Photo: courtesy Bonhams.

Gibeon meteorites are thought to be from the core of an unstable planet that once orbited between Mars and Jupiter, the remains of which are now part of the asteroid belt. The coppery colored slash on the forehead of the skull is a large, rare tridymite inclusion only discovered once Downey cut the original specimen—which weighed over 615 pounds—to its current size.

Downey called the skull “a symbol of death, of eternity, of immortality, of demise and rebirth.” He added: “Of any material I could think of to fashion an accurate human skull out of, this Gibeon meteorite best embodies the ‘mystery’ most acutely.” Yorick is named for the deceased court jester in Shakespeare’s Hamlet, whose skull is exhumed by a grave digger.

Lee Downey, Yorick (detail). Photo: courtesy Bonhams.

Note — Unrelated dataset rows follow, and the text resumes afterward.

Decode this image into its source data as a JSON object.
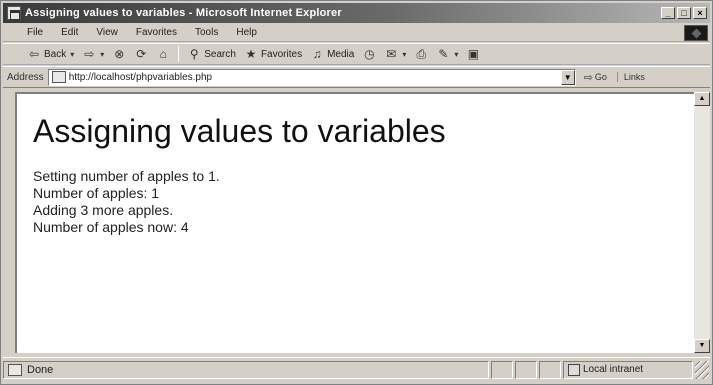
{
  "window": {
    "title": "Assigning values to variables - Microsoft Internet Explorer",
    "controls": {
      "minimize": "_",
      "maximize": "□",
      "close": "×"
    }
  },
  "menubar": {
    "items": [
      {
        "label": "File"
      },
      {
        "label": "Edit"
      },
      {
        "label": "View"
      },
      {
        "label": "Favorites"
      },
      {
        "label": "Tools"
      },
      {
        "label": "Help"
      }
    ]
  },
  "toolbar": {
    "back_label": "Back",
    "search_label": "Search",
    "favorites_label": "Favorites",
    "media_label": "Media",
    "icons": [
      "back-arrow-icon",
      "forward-arrow-icon",
      "stop-icon",
      "refresh-icon",
      "home-icon",
      "search-icon",
      "favorites-icon",
      "media-icon",
      "history-icon",
      "mail-icon",
      "print-icon",
      "edit-icon",
      "discuss-icon"
    ]
  },
  "addressbar": {
    "label": "Address",
    "url": "http://localhost/phpvariables.php",
    "go_label": "Go",
    "links_label": "Links"
  },
  "page": {
    "heading": "Assigning values to variables",
    "lines": [
      "Setting number of apples to 1.",
      "Number of apples: 1",
      "Adding 3 more apples.",
      "Number of apples now: 4"
    ]
  },
  "statusbar": {
    "status_text": "Done",
    "zone_text": "Local intranet"
  }
}
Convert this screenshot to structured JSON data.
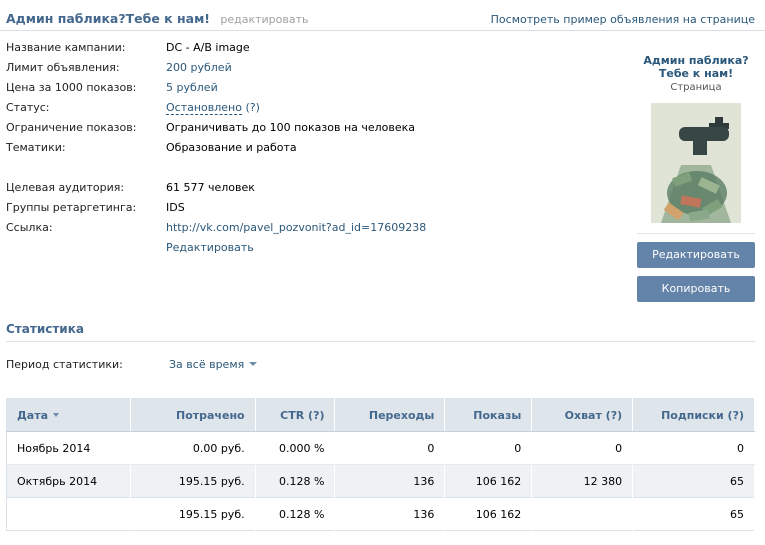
{
  "header": {
    "title": "Админ паблика?Тебе к нам!",
    "edit_label": "редактировать",
    "preview_link": "Посмотреть пример объявления на странице"
  },
  "props": [
    {
      "label": "Название кампании:",
      "value": "DC - A/B image",
      "style": "plain"
    },
    {
      "label": "Лимит объявления:",
      "value": "200 рублей",
      "style": "link"
    },
    {
      "label": "Цена за 1000 показов:",
      "value": "5 рублей",
      "style": "link"
    },
    {
      "label": "Статус:",
      "value": "Остановлено",
      "value_suffix": "(?)",
      "style": "status"
    },
    {
      "label": "Ограничение показов:",
      "value": "Ограничивать до 100 показов на человека",
      "style": "plain"
    },
    {
      "label": "Тематики:",
      "value": "Образование и работа",
      "style": "plain"
    },
    {
      "label": "Целевая аудитория:",
      "value": "61 577 человек",
      "style": "plain"
    },
    {
      "label": "Группы ретаргетинга:",
      "value": "IDS",
      "style": "plain"
    },
    {
      "label": "Ссылка:",
      "value": "http://vk.com/pavel_pozvonit?ad_id=17609238",
      "style": "link"
    },
    {
      "label": "",
      "value": "Редактировать",
      "style": "link"
    }
  ],
  "ad_preview": {
    "name": "Админ паблика? Тебе к нам!",
    "type": "Страница"
  },
  "buttons": {
    "edit": "Редактировать",
    "copy": "Копировать"
  },
  "stats": {
    "title": "Статистика",
    "period_label": "Период статистики:",
    "period_value": "За всё время",
    "columns": [
      "Дата",
      "Потрачено",
      "CTR (?)",
      "Переходы",
      "Показы",
      "Охват (?)",
      "Подписки (?)"
    ],
    "rows": [
      [
        "Ноябрь 2014",
        "0.00 руб.",
        "0.000 %",
        "0",
        "0",
        "0",
        "0"
      ],
      [
        "Октябрь 2014",
        "195.15 руб.",
        "0.128 %",
        "136",
        "106 162",
        "12 380",
        "65"
      ]
    ],
    "total": [
      "",
      "195.15 руб.",
      "0.128 %",
      "136",
      "106 162",
      "",
      "65"
    ]
  },
  "colors": {
    "link": "#2b587a",
    "title": "#45688e",
    "button": "#6383a8",
    "table_header": "#dee5eb"
  }
}
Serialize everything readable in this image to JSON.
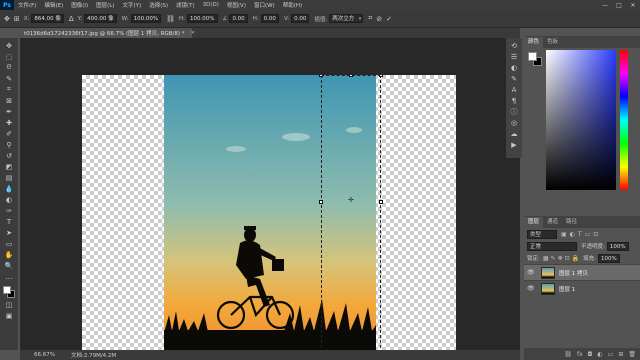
{
  "menu": {
    "logo": "Ps",
    "items": [
      "文件(F)",
      "编辑(E)",
      "图像(I)",
      "图层(L)",
      "文字(Y)",
      "选择(S)",
      "滤镜(T)",
      "3D(D)",
      "视图(V)",
      "窗口(W)",
      "帮助(H)"
    ],
    "window_controls": [
      "—",
      "□",
      "✕"
    ]
  },
  "options": {
    "x_label": "X:",
    "x_value": "864.00 像",
    "y_label": "Y:",
    "y_value": "400.00 像",
    "w_label": "W:",
    "w_value": "100.00%",
    "h_label": "H:",
    "h_value": "100.00%",
    "angle_value": "0.00",
    "hskew_label": "H:",
    "hskew_value": "0.00",
    "vskew_label": "V:",
    "vskew_value": "0.00",
    "interp_label": "插值:",
    "interp_value": "两次立方"
  },
  "document": {
    "tab_title": "t0136d6d17242336f17.jpg @ 66.7% (图层 1 拷贝, RGB/8) *",
    "close_glyph": "×"
  },
  "status": {
    "zoom": "66.67%",
    "doc_info": "文档:2.79M/4.2M"
  },
  "color_panel": {
    "tabs": [
      "颜色",
      "色板"
    ],
    "fg": "#ffffff",
    "bg": "#000000"
  },
  "layers_panel": {
    "tabs": [
      "图层",
      "通道",
      "路径"
    ],
    "kind_filter": "类型",
    "blend_mode": "正常",
    "opacity_label": "不透明度:",
    "opacity_value": "100%",
    "lock_label": "锁定:",
    "fill_label": "填充:",
    "fill_value": "100%",
    "layers": [
      {
        "name": "图层 1 拷贝",
        "selected": true
      },
      {
        "name": "图层 1",
        "selected": false
      }
    ]
  },
  "colors": {
    "sky_top": "#3f96b3",
    "sky_mid": "#a9c88f",
    "sky_bottom": "#f4a83a",
    "silhouette": "#0c0a07"
  }
}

Lee Downey, Yorick (detail).
Photo: courtesy Bonhams.

The striking striations on the sculpture, revealed after an acid-etching bath, are the mark of the metal’s journey through space, as the molten core slowly cooled during a four billion-year journey to earth. The octahedral crystalline structure, called a “Widmanstätten pattern,” is impossible to replicate on earth—crystallized iron is literally out of this world.

“I call him ‘The Traveler’… a true time traveler,” said Downey of his sculpture. “Coming in from the asteroid belt, 4 billion years old and counting… crossing over and crystallizing in the pure vacuum of space… then crashing onto the face of earth… collected by tribesmen in Africa… lavishly transformed by human hands… into a thing of exquisitely rare beauty.”

Lee Downey’s Yorick will be for sale in “Lapidary Works of Art, Gemstones and Minerals” at Bonhams Los Angeles on November 24.